L’Année des treize lunes ::
éclats de songe
L’Année des treize lunes
de Rainer Werner Fassbinder



Délaissons un peu les nouveautés pour retrouver un temps le confort du ciné-club de Kino Pravda. Coming out du jour : je n’aime pas que le cinéma roumain, j’aime aussi beaucoup le cinéma allemand ! Et je l’aime de l’avant-garde expressionniste jusqu’à l’explosion de Maren Ade, en passant par les jeunes gens en colère du Neuer Deutscher Film des années 60–70. Justement, en vue de la publication d’un grand article dans le prochain numéro de Ciné-Bulles, je suis actuellement en train de me replonger dans l’œuvre de Rainer Werner Fassbinder (1945–1982). Quarante films en treize ans pour cet iconoclaste hyperactif : à chaque jour suffit son Fassbinder, ou presque. Je savais déjà que ce cinéma intense et fascinant était fait pour moi, mais plus je m’y frotte, plus je suis soufflée. Tout y est exceptionnel : le regard acéré sur l’intolérance de Tous les autres s’appellent Ali (1974), l’atroce cruauté ordinaire du Droit du plus fort (1975), le portrait acide de l’après-guerre dans Le Mariage de Maria Braun (1979)… et puis cet ovni, toujours un peu à part et moins célèbre, moins facile, moins acclamé que ses confrères, celui dont je vais vous parler aujourd’hui : L’Année des treize lunes (In einem Jahr mit 13 Monden, 1978).

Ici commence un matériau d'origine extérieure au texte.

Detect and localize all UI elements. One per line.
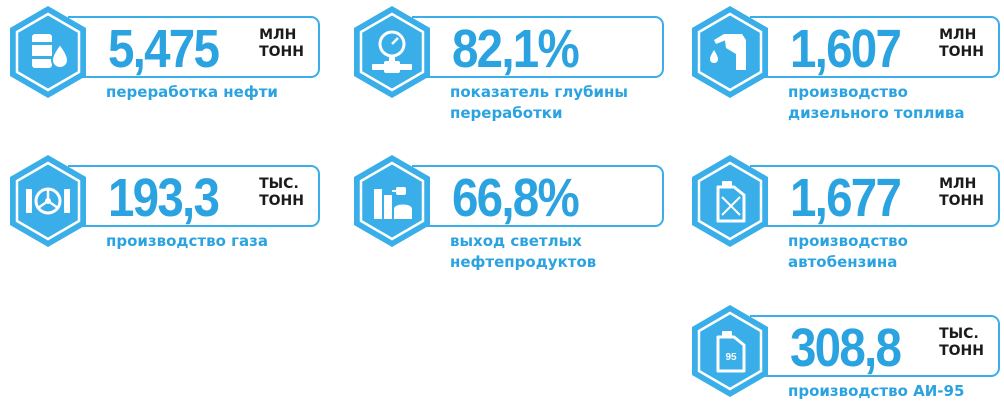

Un mythe ancien voudrait que chaque année offrant treize pleines lunes porte, en quelque sorte, malheur. Les personnes plus sensibles, fragiles ou dépressives, en souffriraient. 1978 était l’une d’entre elles. Dans le corpus de Fassbinder, cousu d’engagement politique et de commentaire social, ce film est une pause poétique et expérimentale, qui n’en est pas moins d’une grande force. Le spectateur est invité à suivre Elvira, talons hauts et chapeau à voilette, qui autrefois s’appelait Erwin, avant l’opération de Casablanca. Dès les premières scènes, elle se fait brutalement abandonner par son amant, un acteur miteux qu’elle entretenait depuis des années. Accompagnée d’une prostituée empathique nommée Zora la rouge, Elvira promène sa solitude dans les rues de Francfort. Elle y fait des rencontres, parfois cocasses, souvent glauques ou désespérées. Elle retourne dans le couvent où, petit orphelin, elle fut élevée par les sœurs; elle confronte ses traumatismes d’enfance; elle visite l’abattoir où elle travailla naguère; elle revoit son ex-épouse, sa fille, et le fameux Anton Saitz, celui à qui elle avait avoué son amour et qui lui avait alors répondu : « Si seulement tu étais une femme… ».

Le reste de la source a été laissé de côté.